America’s Dewey Bunnell reflects on 50th anniversary of “A Horse with No Name” topping the ‘Billboard’ Hot 100

Warner Records

Fifty years ago this week, America‘s self-titled debut album and single “A Horse with No Name” reached #1, respectively, on the Billboard 200 and Billboard Hot 100.

America’s Dewey Bunnell, who wrote “A Horse with No Name,” tells ABC Audio that the song was inspired by his memories the southwestern U.S. when he was young. Bunnell and co-founding band mates Gerry Beckley and Dan Peek were the sons of U.S. military members stationed in the U.K., and formed the group after graduating from the same London high school.

“By the time I wrote that [my family] had been in England about four or five years, so I was really reminiscing about the U.S.,” explains Bunnell. “My dad [was stationed in California] for about a year, [and] we would do day trips into Southern California and over to New Mexico and then Arizona, and [we’d] go through the desert.
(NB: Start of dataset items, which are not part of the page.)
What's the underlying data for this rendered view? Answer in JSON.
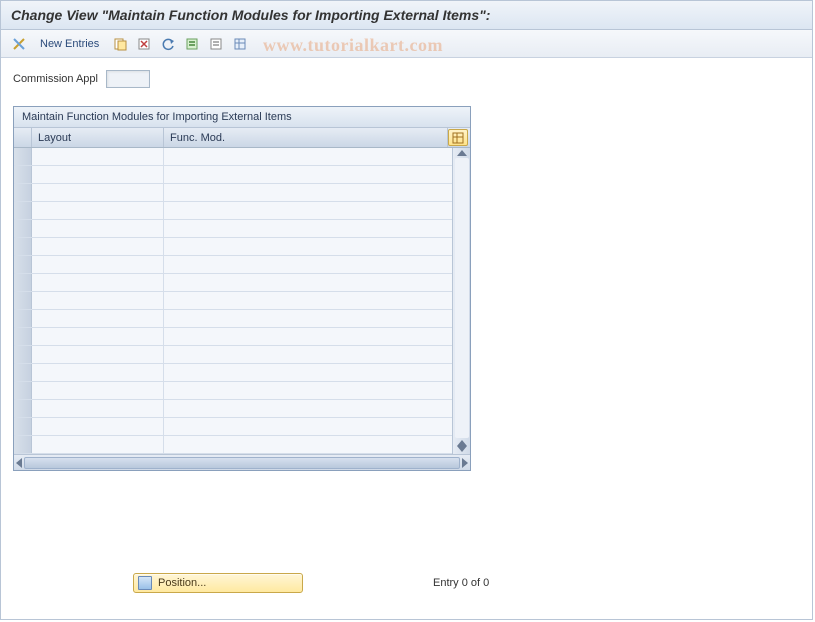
{
  "title": "Change View \"Maintain Function Modules for Importing External Items\":",
  "watermark": "www.tutorialkart.com",
  "toolbar": {
    "new_entries_label": "New Entries"
  },
  "fields": {
    "commission_appl_label": "Commission Appl",
    "commission_appl_value": ""
  },
  "table": {
    "title": "Maintain Function Modules for Importing External Items",
    "columns": {
      "layout": "Layout",
      "func_mod": "Func. Mod."
    },
    "row_count": 17
  },
  "footer": {
    "position_label": "Position...",
    "entry_text": "Entry 0 of 0"
  }
}
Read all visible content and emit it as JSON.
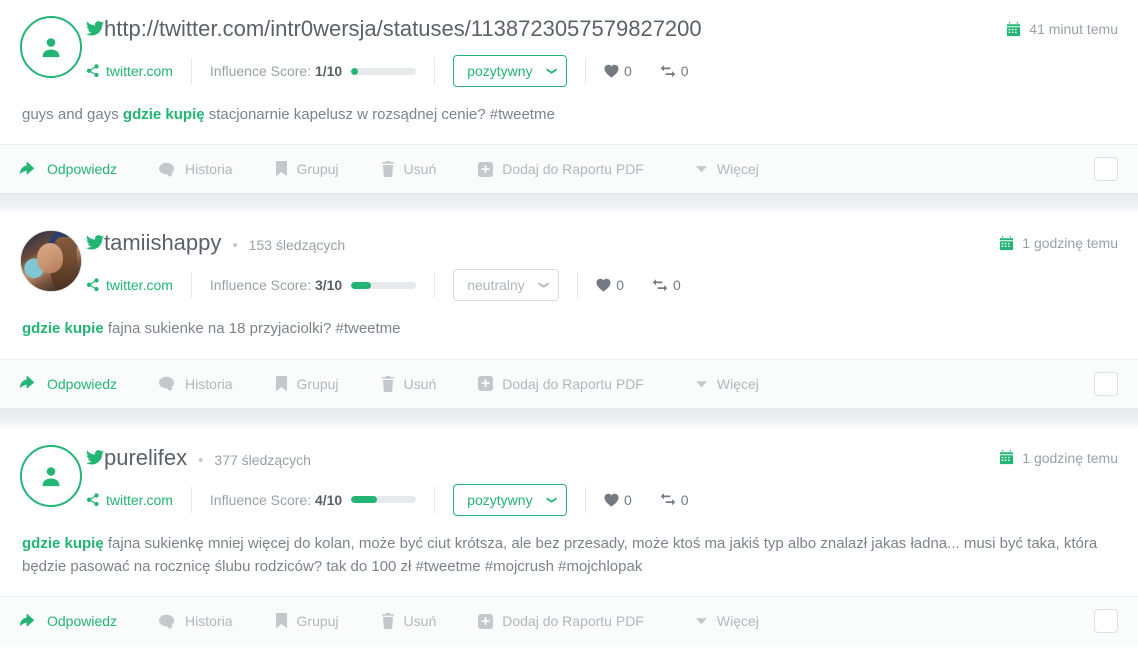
{
  "labels": {
    "influence_prefix": "Influence Score: ",
    "source_name": "twitter.com",
    "followers_suffix": " śledzących"
  },
  "actions": {
    "reply": "Odpowiedz",
    "history": "Historia",
    "group": "Grupuj",
    "delete": "Usuń",
    "add_pdf": "Dodaj do Raportu PDF",
    "more": "Więcej"
  },
  "colors": {
    "accent": "#22b573",
    "text_muted": "#9aa0a6",
    "text_dark": "#5b6168",
    "action_bar_bg": "#fafbfb"
  },
  "posts": [
    {
      "avatar_type": "placeholder",
      "title": "http://twitter.com/intr0wersja/statuses/1138723057579827200",
      "is_username": false,
      "followers": "",
      "timestamp": "41 minut temu",
      "source": "twitter.com",
      "influence_score": "1/10",
      "influence_percent": 10,
      "sentiment": "pozytywny",
      "sentiment_type": "positive",
      "likes": "0",
      "retweets": "0",
      "text_parts": [
        {
          "t": "guys and gays ",
          "kw": false
        },
        {
          "t": "gdzie kupię",
          "kw": true
        },
        {
          "t": " stacjonarnie kapelusz w rozsądnej cenie? #tweetme",
          "kw": false
        }
      ]
    },
    {
      "avatar_type": "photo",
      "title": "tamiishappy",
      "is_username": true,
      "followers": "153 śledzących",
      "timestamp": "1 godzinę temu",
      "source": "twitter.com",
      "influence_score": "3/10",
      "influence_percent": 30,
      "sentiment": "neutralny",
      "sentiment_type": "neutral",
      "likes": "0",
      "retweets": "0",
      "text_parts": [
        {
          "t": "gdzie kupie",
          "kw": true
        },
        {
          "t": " fajna sukienke na 18 przyjaciolki? #tweetme",
          "kw": false
        }
      ]
    },
    {
      "avatar_type": "placeholder",
      "title": "purelifex",
      "is_username": true,
      "followers": "377 śledzących",
      "timestamp": "1 godzinę temu",
      "source": "twitter.com",
      "influence_score": "4/10",
      "influence_percent": 40,
      "sentiment": "pozytywny",
      "sentiment_type": "positive",
      "likes": "0",
      "retweets": "0",
      "text_parts": [
        {
          "t": "gdzie kupię",
          "kw": true
        },
        {
          "t": " fajna sukienkę mniej więcej do kolan, może być ciut krótsza, ale bez przesady, może ktoś ma jakiś typ albo znalazł jakas ładna... musi być taka, która będzie pasować na rocznicę ślubu rodziców? tak do 100 zł #tweetme #mojcrush #mojchlopak",
          "kw": false
        }
      ]
    }
  ]
}
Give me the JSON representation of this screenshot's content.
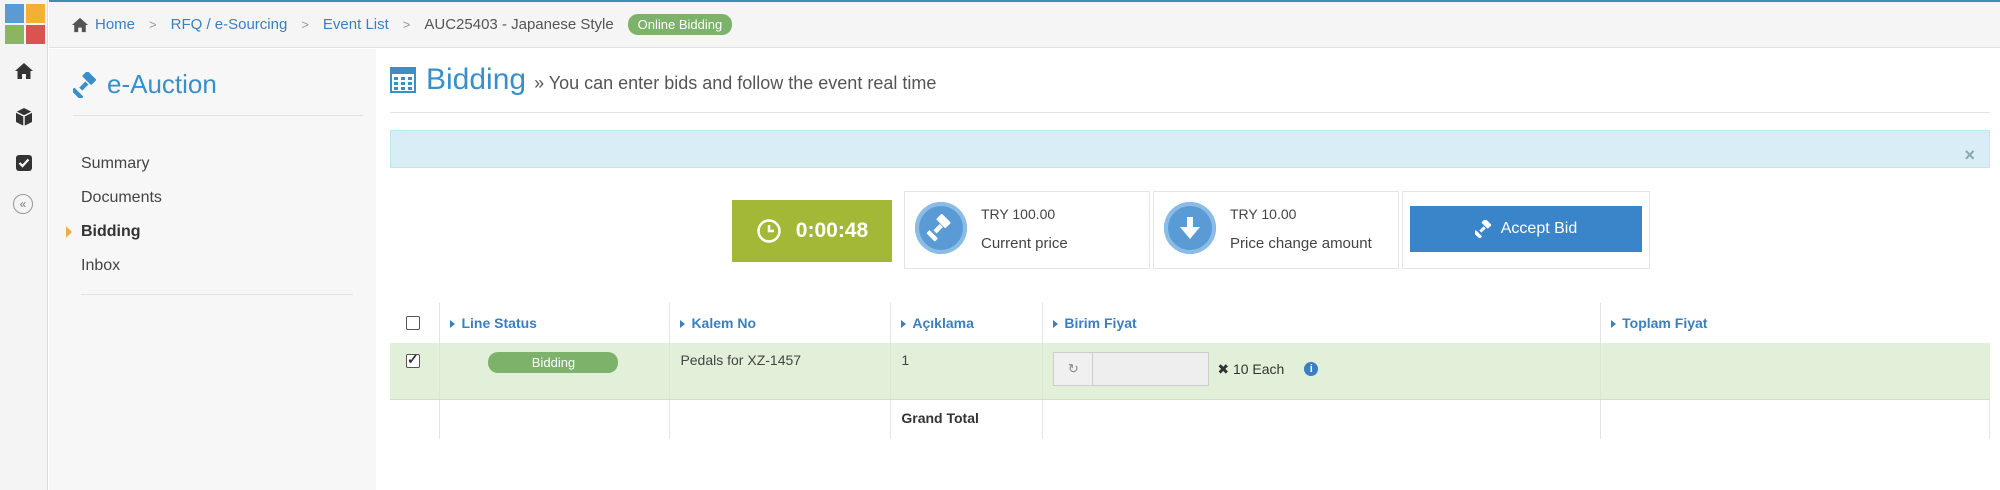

And I loved the desert.”

Bunnell says the song’s music was influenced by the alternate guitar tunings devised by David Crosby and Joni Mitchell.

“I was playing around with those tunings and came up with one of my own,” Dewey recalls. “[A]nd I found the classic three chords that went together well, and I just started trying to paint a picture of that desert scene.”

Bunnell admits that the success of “A Horse with No Name” caught him off guard. He recalls that during America’s first U.S. tour in early 1972, he was surprised to hear the song all over the radio airwaves.

Shortly after returning to the U.K., the band received word that the single had hit #1 in the U.S.

“I mean, you don’t expect those things,” says Dewey, “and we celebrated accordingly.”

America currently touring the U.S. The band’s next show is Thursday in Lancaster, Pennsylvania.